The Windows client viewer. Note this seems to also install the server on your Windows machine, which you don't need:

The following is just rambling and not very relevant

It's amazing what a little linux board can do. It only has 1Gig ram! I added a 500gb hard drive, but still. It plays movies, while serving a completely different monitor output, and you are working on a document on it at the same time. All without a glitch.

I'm also wondering if this isn't a great way to get a group of people to transition from Windows to Linux. I have no way of trying this, but if it's possible to create as many working vncservers as you want on a Linux machine, each person in a group could connect to their own account, have their own remote desktop, and be able to practice using Linux software without ever leaving their Windows environment. They could incrementally start moving their files to the Linux server, experiment with new programs that could substitute for what they are currently using, and slowly transition to Linux, instead of all at once.

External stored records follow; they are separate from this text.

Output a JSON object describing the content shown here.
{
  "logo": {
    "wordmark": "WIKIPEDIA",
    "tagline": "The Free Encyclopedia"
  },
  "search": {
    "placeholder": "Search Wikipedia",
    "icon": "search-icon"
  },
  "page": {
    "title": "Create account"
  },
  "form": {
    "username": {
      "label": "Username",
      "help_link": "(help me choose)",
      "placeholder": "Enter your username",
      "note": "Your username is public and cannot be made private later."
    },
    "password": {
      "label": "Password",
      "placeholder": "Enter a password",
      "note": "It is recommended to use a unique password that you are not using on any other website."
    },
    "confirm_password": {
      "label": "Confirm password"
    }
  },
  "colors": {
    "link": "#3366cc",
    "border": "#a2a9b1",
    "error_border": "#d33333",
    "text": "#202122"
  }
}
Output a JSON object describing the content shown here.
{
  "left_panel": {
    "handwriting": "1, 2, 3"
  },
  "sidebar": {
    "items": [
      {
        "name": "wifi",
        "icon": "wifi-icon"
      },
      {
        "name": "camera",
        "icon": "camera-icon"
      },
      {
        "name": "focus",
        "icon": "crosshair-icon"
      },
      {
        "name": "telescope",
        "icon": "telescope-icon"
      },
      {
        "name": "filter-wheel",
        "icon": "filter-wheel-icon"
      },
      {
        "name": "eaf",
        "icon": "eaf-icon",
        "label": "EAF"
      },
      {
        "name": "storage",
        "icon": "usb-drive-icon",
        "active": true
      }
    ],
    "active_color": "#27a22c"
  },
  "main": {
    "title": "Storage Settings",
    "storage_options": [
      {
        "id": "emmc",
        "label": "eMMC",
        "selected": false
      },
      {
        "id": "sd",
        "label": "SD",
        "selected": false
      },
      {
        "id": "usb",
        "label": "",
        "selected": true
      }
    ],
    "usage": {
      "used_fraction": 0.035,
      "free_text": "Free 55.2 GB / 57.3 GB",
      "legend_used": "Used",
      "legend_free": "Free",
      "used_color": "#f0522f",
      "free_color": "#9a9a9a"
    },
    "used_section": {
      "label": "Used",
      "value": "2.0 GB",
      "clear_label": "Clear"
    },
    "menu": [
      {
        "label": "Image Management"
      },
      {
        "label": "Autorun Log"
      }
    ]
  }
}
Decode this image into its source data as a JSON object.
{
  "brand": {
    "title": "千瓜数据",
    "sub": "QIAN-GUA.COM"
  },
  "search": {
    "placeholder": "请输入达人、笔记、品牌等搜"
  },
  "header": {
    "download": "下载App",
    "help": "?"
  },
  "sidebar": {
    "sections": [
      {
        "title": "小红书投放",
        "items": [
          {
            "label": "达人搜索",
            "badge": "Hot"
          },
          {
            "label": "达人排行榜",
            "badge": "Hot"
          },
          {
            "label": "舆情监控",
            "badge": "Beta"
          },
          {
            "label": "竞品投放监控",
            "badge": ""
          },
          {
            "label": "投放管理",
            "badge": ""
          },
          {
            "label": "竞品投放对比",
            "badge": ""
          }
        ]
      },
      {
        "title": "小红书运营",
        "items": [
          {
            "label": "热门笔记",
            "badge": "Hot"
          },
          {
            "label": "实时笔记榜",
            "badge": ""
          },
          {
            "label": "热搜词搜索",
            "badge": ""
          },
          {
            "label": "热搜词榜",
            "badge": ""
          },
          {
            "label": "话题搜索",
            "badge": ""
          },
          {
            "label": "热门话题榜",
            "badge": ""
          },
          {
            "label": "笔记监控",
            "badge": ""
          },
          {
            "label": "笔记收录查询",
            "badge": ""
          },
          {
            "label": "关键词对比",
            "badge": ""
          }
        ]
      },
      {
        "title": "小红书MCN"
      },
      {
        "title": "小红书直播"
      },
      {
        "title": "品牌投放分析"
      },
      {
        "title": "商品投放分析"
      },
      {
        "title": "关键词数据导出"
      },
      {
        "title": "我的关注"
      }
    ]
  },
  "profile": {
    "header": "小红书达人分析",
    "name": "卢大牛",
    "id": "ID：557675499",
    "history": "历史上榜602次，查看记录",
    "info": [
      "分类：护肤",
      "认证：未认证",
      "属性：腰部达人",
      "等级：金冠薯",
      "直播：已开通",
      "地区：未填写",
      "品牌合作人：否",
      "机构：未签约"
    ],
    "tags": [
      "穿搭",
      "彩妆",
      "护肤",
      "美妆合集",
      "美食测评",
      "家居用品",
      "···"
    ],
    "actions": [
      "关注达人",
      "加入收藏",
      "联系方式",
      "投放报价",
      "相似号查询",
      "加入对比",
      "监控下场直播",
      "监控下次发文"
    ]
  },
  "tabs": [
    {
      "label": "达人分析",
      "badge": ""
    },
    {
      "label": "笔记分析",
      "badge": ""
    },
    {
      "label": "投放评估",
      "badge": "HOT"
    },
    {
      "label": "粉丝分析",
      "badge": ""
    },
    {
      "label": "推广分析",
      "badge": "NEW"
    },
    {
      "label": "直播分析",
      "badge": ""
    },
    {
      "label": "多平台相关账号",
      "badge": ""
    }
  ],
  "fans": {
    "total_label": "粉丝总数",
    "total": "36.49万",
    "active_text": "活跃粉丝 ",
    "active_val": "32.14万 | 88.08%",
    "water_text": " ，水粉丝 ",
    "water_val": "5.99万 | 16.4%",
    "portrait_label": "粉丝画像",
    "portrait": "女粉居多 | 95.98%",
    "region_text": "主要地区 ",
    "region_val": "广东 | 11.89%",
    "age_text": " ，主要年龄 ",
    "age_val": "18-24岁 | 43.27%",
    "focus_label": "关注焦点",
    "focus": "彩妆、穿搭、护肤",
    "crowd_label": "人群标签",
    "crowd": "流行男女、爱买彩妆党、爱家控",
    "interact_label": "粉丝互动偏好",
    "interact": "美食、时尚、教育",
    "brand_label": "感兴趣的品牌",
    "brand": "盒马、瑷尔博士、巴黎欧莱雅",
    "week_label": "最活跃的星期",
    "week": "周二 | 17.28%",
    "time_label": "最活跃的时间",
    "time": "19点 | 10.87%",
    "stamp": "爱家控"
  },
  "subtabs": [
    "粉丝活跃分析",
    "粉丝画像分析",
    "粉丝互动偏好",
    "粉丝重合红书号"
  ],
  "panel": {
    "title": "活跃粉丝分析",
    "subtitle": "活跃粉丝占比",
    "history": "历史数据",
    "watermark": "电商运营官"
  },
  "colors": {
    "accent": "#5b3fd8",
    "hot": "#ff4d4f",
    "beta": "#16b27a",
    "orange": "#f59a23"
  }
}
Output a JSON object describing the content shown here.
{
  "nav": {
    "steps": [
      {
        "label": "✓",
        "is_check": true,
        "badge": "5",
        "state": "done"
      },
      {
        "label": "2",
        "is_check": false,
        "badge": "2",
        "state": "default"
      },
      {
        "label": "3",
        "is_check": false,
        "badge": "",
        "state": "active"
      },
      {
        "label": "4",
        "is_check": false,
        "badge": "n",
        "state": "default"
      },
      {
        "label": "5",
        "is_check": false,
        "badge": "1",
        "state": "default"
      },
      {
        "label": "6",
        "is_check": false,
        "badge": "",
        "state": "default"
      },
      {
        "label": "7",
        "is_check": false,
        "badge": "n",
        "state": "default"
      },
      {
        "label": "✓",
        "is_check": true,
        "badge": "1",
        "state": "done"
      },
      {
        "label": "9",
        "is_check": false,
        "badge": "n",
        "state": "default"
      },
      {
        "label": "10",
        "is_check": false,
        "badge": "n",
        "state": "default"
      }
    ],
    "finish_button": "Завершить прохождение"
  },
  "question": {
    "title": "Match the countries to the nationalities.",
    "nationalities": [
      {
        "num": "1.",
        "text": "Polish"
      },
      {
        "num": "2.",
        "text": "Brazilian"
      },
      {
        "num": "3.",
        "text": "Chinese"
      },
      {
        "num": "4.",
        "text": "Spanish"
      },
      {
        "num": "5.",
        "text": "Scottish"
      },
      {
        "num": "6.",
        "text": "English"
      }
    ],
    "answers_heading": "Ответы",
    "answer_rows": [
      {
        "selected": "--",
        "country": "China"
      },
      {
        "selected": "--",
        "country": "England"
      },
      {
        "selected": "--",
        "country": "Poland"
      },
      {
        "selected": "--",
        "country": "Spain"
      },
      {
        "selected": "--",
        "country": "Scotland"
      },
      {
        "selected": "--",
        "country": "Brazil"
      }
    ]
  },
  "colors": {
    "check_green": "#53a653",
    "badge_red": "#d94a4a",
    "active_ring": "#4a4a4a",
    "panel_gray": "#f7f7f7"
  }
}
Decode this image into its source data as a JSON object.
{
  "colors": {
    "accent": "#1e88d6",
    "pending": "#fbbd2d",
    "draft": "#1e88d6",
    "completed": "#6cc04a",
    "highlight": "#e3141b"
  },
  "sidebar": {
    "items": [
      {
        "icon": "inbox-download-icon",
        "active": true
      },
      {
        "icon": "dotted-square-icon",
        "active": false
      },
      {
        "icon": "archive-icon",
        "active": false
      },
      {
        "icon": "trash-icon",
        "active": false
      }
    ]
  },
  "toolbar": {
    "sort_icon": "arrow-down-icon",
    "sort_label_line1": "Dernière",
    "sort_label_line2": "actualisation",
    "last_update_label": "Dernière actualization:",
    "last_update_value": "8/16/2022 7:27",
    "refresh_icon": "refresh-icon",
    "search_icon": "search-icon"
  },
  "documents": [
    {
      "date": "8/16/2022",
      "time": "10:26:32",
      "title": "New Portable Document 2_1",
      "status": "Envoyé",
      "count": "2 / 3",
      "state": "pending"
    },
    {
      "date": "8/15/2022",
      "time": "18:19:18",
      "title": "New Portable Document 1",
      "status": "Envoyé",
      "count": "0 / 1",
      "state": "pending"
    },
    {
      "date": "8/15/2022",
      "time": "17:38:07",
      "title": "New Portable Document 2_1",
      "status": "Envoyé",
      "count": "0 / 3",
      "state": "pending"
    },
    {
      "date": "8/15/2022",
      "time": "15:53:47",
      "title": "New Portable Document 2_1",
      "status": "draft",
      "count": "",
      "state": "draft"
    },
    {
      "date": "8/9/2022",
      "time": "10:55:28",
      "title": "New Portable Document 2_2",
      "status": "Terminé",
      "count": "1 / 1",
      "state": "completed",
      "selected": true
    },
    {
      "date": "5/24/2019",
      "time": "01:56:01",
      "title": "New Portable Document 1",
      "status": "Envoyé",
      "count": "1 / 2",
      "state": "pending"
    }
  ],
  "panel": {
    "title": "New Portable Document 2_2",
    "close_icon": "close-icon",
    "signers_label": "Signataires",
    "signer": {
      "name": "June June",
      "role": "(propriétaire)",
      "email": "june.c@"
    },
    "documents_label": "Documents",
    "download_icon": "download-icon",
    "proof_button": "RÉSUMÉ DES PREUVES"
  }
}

That is about what I am doing, although I feel a bit bad about it. XP has been great. Except for the last year or so, while it was supported, the security updates were crippling it. They had to be uninstalled, leaving the computer vulnerable.

Last edited by linux_walt; 12-24-2014 at 12:25 PM. Reason: Fix incorrect reference
Old 01-12-2015, 11:54 PM   #2
Registered: Dec 2014
Location: Houston, TX
Distribution: Debian wheezy
Posts: 127

Original Poster
Rep: Reputation: 29
Have since changed from Ubuntu to Debian, and again had to figure out how the vncserver configuration file (~/.vnc/xstartup) should be set up.

This time I only have:
Display manager: lightdm
Window manager: openbox
Taskbar: tint2

New xstartup file:
autocutsel -fork
exec ck-launch-session  openbox-session
The entry 'autocutsel' starts a program that will let you cut and paste, from your windows desktop, into the xvncserver window. Very handy: apt-get install autocutsel

PS To get tint2 taskbar to appear, I needed to create this file:
then add this line:
(sleep 2s && tint2) &
Old 06-23-2016, 03:12 PM   #3
Registered: Aug 2015
Distribution: *DEB, Centos, NXOS
Posts: 242

Rep: Reputation: 38
I hope you're using vnc over a lan behind a firewall/NAT. There are tons of haks out there for vnc and a public facing vnc port will get you owned., it's just a matter of time.